Towards Identifiability of Interventional Stochastic Differential Equations
Aaron Zweig, Zaikang Lin, Elham Azizi, David Knowles
TL;DR
This work addresses identifiability of interventional stochastic differential equations from stationary distributions, a setting common when trajectory data are scarce. It provides provable bounds for parameter recovery in the linear case (identifiable with exactly $r$ interventions and not with fewer) and extends to nonlinear drift in the small-noise limit, where identifiability of $A$ and $B^T$ can be achieved without knowing the exact activation function, given $r+1$ interventions. The authors also show that allowing learnable activations maintains identifiability while increasing expressiveness, enabling improved recovery and gene regulatory network inference in simulated and semi-synthetic genomics data.
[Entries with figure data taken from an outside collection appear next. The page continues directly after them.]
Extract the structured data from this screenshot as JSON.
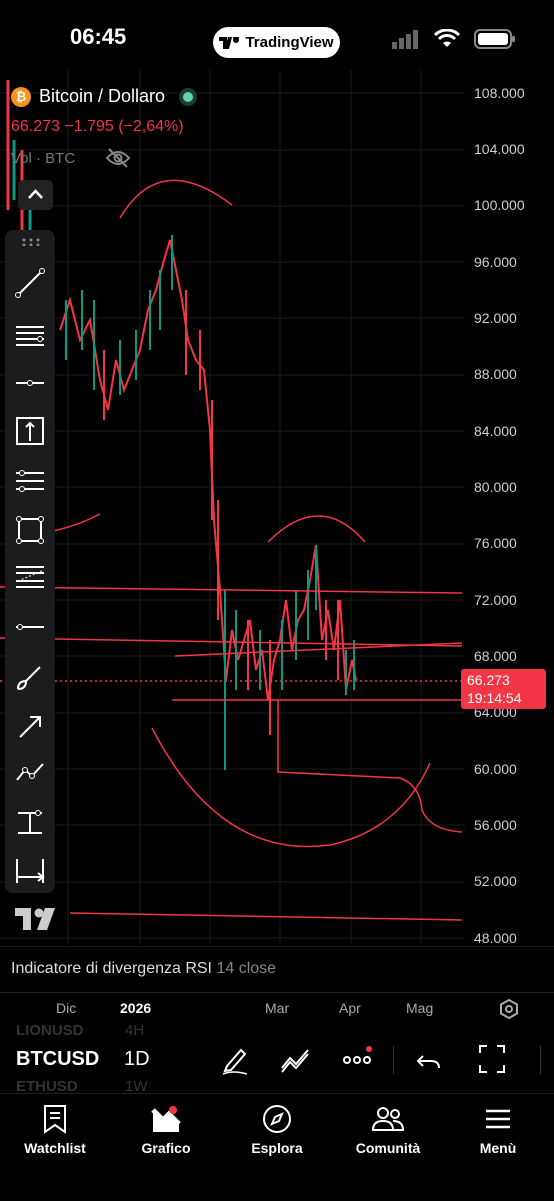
{
  "status_bar": {
    "time": "06:45",
    "app_badge": "TradingView"
  },
  "header": {
    "symbol_name": "Bitcoin / Dollaro",
    "price": "66.273",
    "change": "−1.795",
    "change_pct": "(−2,64%)",
    "volume_label": "Vol · BTC"
  },
  "y_axis": {
    "labels": [
      "108.000",
      "104.000",
      "100.000",
      "96.000",
      "92.000",
      "88.000",
      "84.000",
      "80.000",
      "76.000",
      "72.000",
      "68.000",
      "64.000",
      "60.000",
      "56.000",
      "52.000",
      "48.000"
    ]
  },
  "price_tag": {
    "price": "66.273",
    "countdown": "19:14:54"
  },
  "indicator": {
    "name": "Indicatore di divergenza RSI",
    "params": "14 close"
  },
  "x_axis": {
    "labels": [
      "Dic",
      "2026",
      "Mar",
      "Apr",
      "Mag"
    ]
  },
  "symbol_bar": {
    "symbol": "BTCUSD",
    "interval": "1D",
    "ghost_above": "LIONUSD",
    "ghost_above_interval": "4H",
    "ghost_below": "ETHUSD",
    "ghost_below_interval": "1W"
  },
  "colors": {
    "down": "#f23645",
    "up": "#089981",
    "background": "#000000"
  },
  "toolbar_icons": [
    "trend-line-icon",
    "pitchfork-icon",
    "horizontal-ray-icon",
    "fib-retracement-icon",
    "parallel-channel-icon",
    "rectangle-icon",
    "gann-icon",
    "horizontal-line-icon",
    "brush-icon",
    "arrow-icon",
    "path-icon",
    "long-position-icon",
    "date-range-icon"
  ],
  "bottom_nav": [
    {
      "label": "Watchlist",
      "icon": "bookmark-icon"
    },
    {
      "label": "Grafico",
      "icon": "chart-icon"
    },
    {
      "label": "Esplora",
      "icon": "compass-icon"
    },
    {
      "label": "Comunità",
      "icon": "community-icon"
    },
    {
      "label": "Menù",
      "icon": "menu-icon"
    }
  ]
}
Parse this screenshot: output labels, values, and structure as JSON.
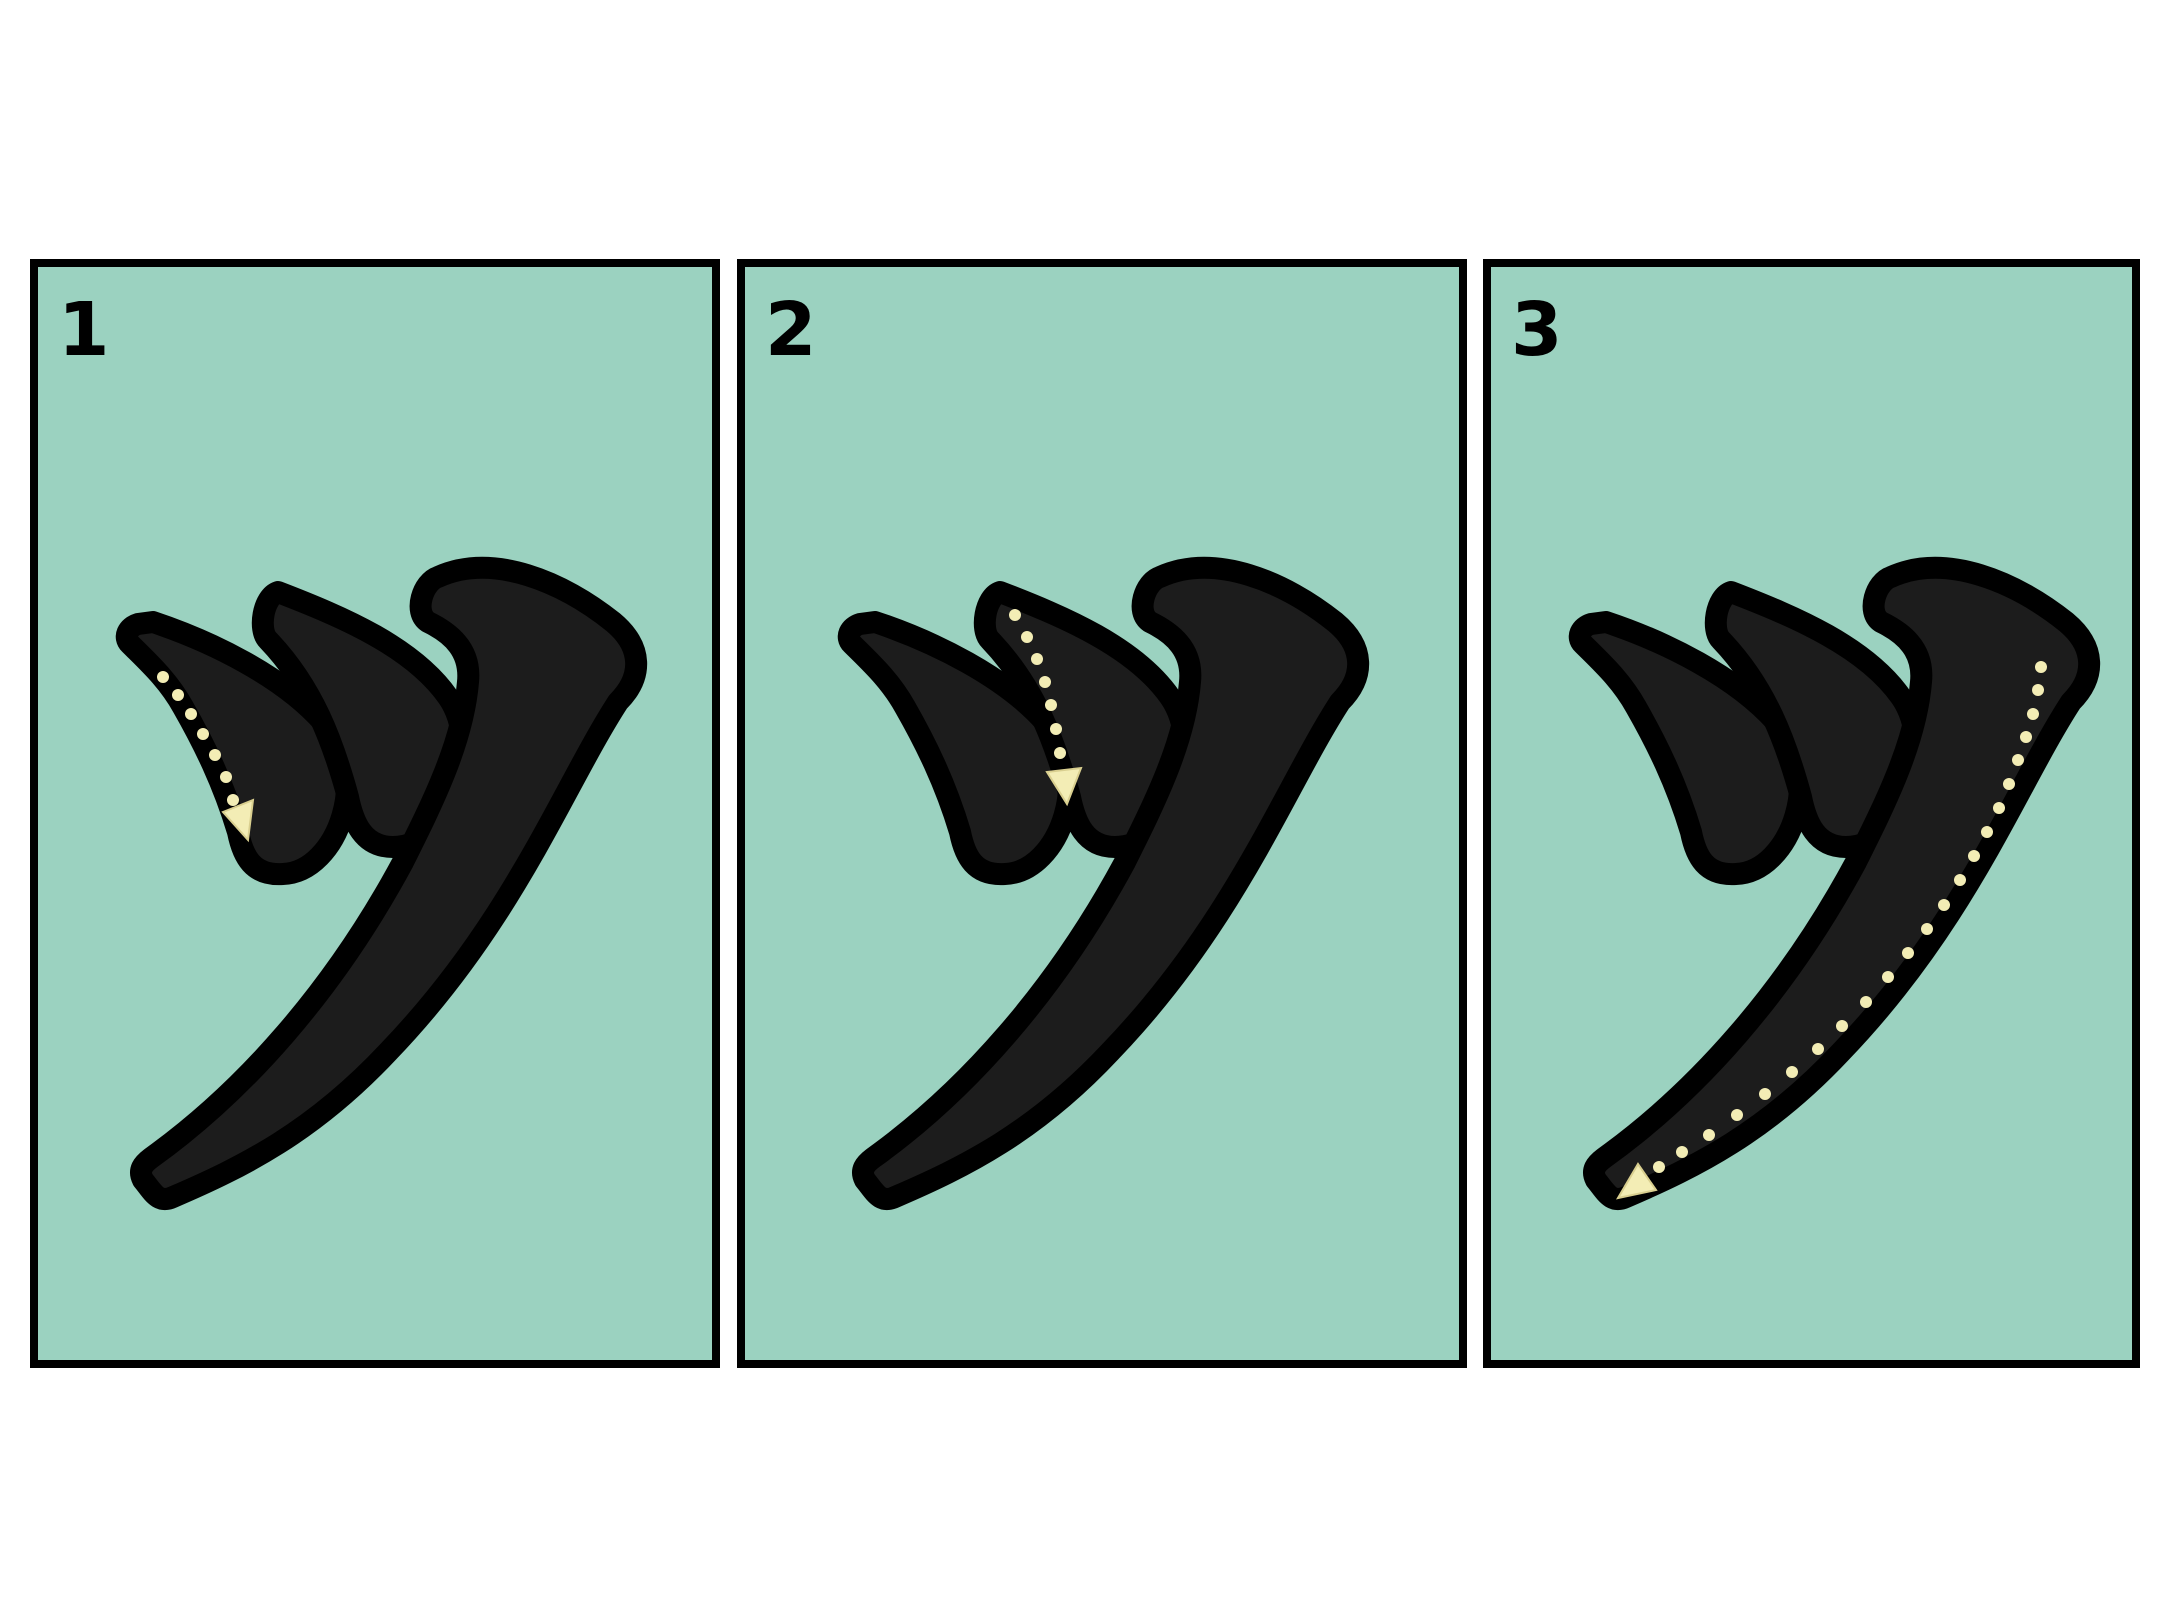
{
  "panels": [
    {
      "step": "1",
      "highlighted_stroke": 1
    },
    {
      "step": "2",
      "highlighted_stroke": 2
    },
    {
      "step": "3",
      "highlighted_stroke": 3
    }
  ],
  "colors": {
    "panel_background": "#9bd2c0",
    "border": "#000000",
    "stroke_fill": "#1c1c1c",
    "guide_dots": "#f3edb5",
    "arrow": "#f3edb5"
  }
}
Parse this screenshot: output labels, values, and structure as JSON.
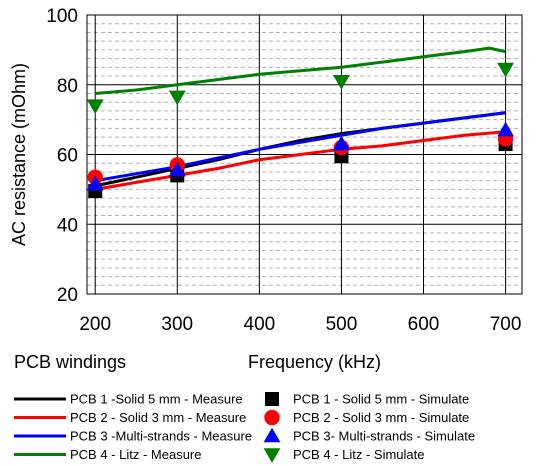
{
  "chart_data": {
    "type": "line",
    "xlabel": "Frequency (kHz)",
    "ylabel": "AC resistance (mOhm)",
    "corner_label": "PCB windings",
    "xlim": [
      190,
      720
    ],
    "ylim": [
      20,
      100
    ],
    "x_ticks": [
      200,
      300,
      400,
      500,
      600,
      700
    ],
    "y_ticks": [
      20,
      40,
      60,
      80,
      100
    ],
    "y_minor_step": 2.5,
    "grid": true,
    "legend_position": "bottom",
    "series": [
      {
        "name": "PCB 1 -Solid 5 mm - Measure",
        "kind": "line",
        "color": "#000000",
        "x": [
          200,
          250,
          300,
          350,
          400,
          450,
          500,
          550,
          600,
          650,
          700
        ],
        "y": [
          51,
          53.5,
          56,
          58.5,
          61.5,
          64,
          66,
          67.5,
          69,
          70.5,
          72
        ]
      },
      {
        "name": "PCB 2 - Solid 3 mm - Measure",
        "kind": "line",
        "color": "#ff0000",
        "x": [
          200,
          250,
          300,
          350,
          400,
          450,
          500,
          550,
          600,
          650,
          700
        ],
        "y": [
          50,
          52,
          54,
          56,
          58.5,
          60,
          61.5,
          62.5,
          64,
          65.5,
          66.5
        ]
      },
      {
        "name": "PCB 3 -Multi-strands -  Measure",
        "kind": "line",
        "color": "#0000ff",
        "x": [
          200,
          250,
          300,
          350,
          400,
          450,
          500,
          550,
          600,
          650,
          700
        ],
        "y": [
          52.5,
          54.5,
          56.5,
          59,
          61.5,
          63.5,
          65.5,
          67.5,
          69,
          70.5,
          72
        ]
      },
      {
        "name": "PCB 4 - Litz - Measure",
        "kind": "line",
        "color": "#008000",
        "x": [
          200,
          250,
          300,
          350,
          400,
          450,
          500,
          550,
          600,
          650,
          680,
          700
        ],
        "y": [
          77.5,
          78.5,
          80,
          81.5,
          83,
          84,
          85,
          86.5,
          88,
          89.5,
          90.5,
          89.5
        ]
      },
      {
        "name": "PCB 1 - Solid 5 mm - Simulate",
        "kind": "marker",
        "marker": "square",
        "color": "#000000",
        "x": [
          200,
          300,
          500,
          700
        ],
        "y": [
          49.5,
          54,
          59.5,
          63
        ]
      },
      {
        "name": "PCB 2 - Solid 3 mm - Simulate",
        "kind": "marker",
        "marker": "circle",
        "color": "#ff0000",
        "x": [
          200,
          300,
          500,
          700
        ],
        "y": [
          53.5,
          57,
          62,
          64.5
        ]
      },
      {
        "name": "PCB 3- Multi-strands - Simulate",
        "kind": "marker",
        "marker": "triangle-up",
        "color": "#0000ff",
        "x": [
          200,
          300,
          500,
          700
        ],
        "y": [
          51.5,
          55.5,
          63,
          67
        ]
      },
      {
        "name": "PCB 4 - Litz - Simulate",
        "kind": "marker",
        "marker": "triangle-down",
        "color": "#008000",
        "x": [
          200,
          300,
          500,
          700
        ],
        "y": [
          74,
          76.5,
          81,
          84.5
        ]
      }
    ]
  }
}
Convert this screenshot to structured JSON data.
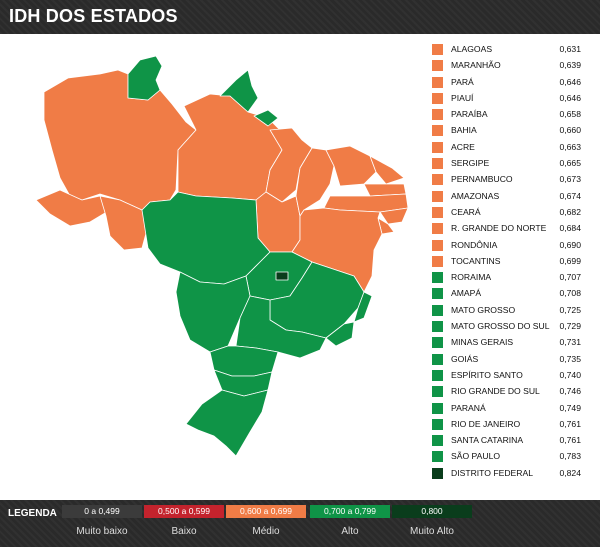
{
  "title": "IDH DOS ESTADOS",
  "colors": {
    "medio": "#f07c46",
    "alto": "#0f9447",
    "muito_alto": "#0a3d1c",
    "baixo": "#c4232d",
    "muito_baixo": "#3b3b3b"
  },
  "states": [
    {
      "name": "ALAGOAS",
      "value": "0,631",
      "class": "medio"
    },
    {
      "name": "MARANHÃO",
      "value": "0,639",
      "class": "medio"
    },
    {
      "name": "PARÁ",
      "value": "0,646",
      "class": "medio"
    },
    {
      "name": "PIAUÍ",
      "value": "0,646",
      "class": "medio"
    },
    {
      "name": "PARAÍBA",
      "value": "0,658",
      "class": "medio"
    },
    {
      "name": "BAHIA",
      "value": "0,660",
      "class": "medio"
    },
    {
      "name": "ACRE",
      "value": "0,663",
      "class": "medio"
    },
    {
      "name": "SERGIPE",
      "value": "0,665",
      "class": "medio"
    },
    {
      "name": "PERNAMBUCO",
      "value": "0,673",
      "class": "medio"
    },
    {
      "name": "AMAZONAS",
      "value": "0,674",
      "class": "medio"
    },
    {
      "name": "CEARÁ",
      "value": "0,682",
      "class": "medio"
    },
    {
      "name": "R. GRANDE DO NORTE",
      "value": "0,684",
      "class": "medio"
    },
    {
      "name": "RONDÔNIA",
      "value": "0,690",
      "class": "medio"
    },
    {
      "name": "TOCANTINS",
      "value": "0,699",
      "class": "medio"
    },
    {
      "name": "RORAIMA",
      "value": "0,707",
      "class": "alto"
    },
    {
      "name": "AMAPÁ",
      "value": "0,708",
      "class": "alto"
    },
    {
      "name": "MATO GROSSO",
      "value": "0,725",
      "class": "alto"
    },
    {
      "name": "MATO GROSSO DO SUL",
      "value": "0,729",
      "class": "alto"
    },
    {
      "name": "MINAS GERAIS",
      "value": "0,731",
      "class": "alto"
    },
    {
      "name": "GOIÁS",
      "value": "0,735",
      "class": "alto"
    },
    {
      "name": "ESPÍRITO SANTO",
      "value": "0,740",
      "class": "alto"
    },
    {
      "name": "RIO GRANDE DO SUL",
      "value": "0,746",
      "class": "alto"
    },
    {
      "name": "PARANÁ",
      "value": "0,749",
      "class": "alto"
    },
    {
      "name": "RIO DE JANEIRO",
      "value": "0,761",
      "class": "alto"
    },
    {
      "name": "SANTA CATARINA",
      "value": "0,761",
      "class": "alto"
    },
    {
      "name": "SÃO PAULO",
      "value": "0,783",
      "class": "alto"
    },
    {
      "name": "DISTRITO FEDERAL",
      "value": "0,824",
      "class": "muito_alto"
    }
  ],
  "legend": {
    "title": "LEGENDA",
    "classes": [
      {
        "range": "0 a 0,499",
        "label": "Muito baixo",
        "key": "muito_baixo"
      },
      {
        "range": "0,500 a 0,599",
        "label": "Baixo",
        "key": "baixo"
      },
      {
        "range": "0,600 a 0,699",
        "label": "Médio",
        "key": "medio"
      },
      {
        "range": "0,700 a 0,799",
        "label": "Alto",
        "key": "alto"
      },
      {
        "range": "0,800",
        "label": "Muito Alto",
        "key": "muito_alto"
      }
    ]
  }
}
This work offers a principled foundation for causal inference in dynamical systems using stationary data, with potential impact on biology and systems modeling where longitudinal measurements are limited but interventional data are available.
Abstract
We study identifiability of stochastic differential equations (SDE) under multiple interventions. Our results give the first provable bounds for unique recovery of SDE parameters given samples from their stationary distributions. We give tight bounds on the number of necessary interventions for linear SDEs, and upper bounds for nonlinear SDEs in the small noise regime. We experimentally validate the recovery of true parameters in synthetic data, and motivated by our theoretical results, demonstrate the advantage of parameterizations with learnable activation functions in application to gene regulatory dynamics.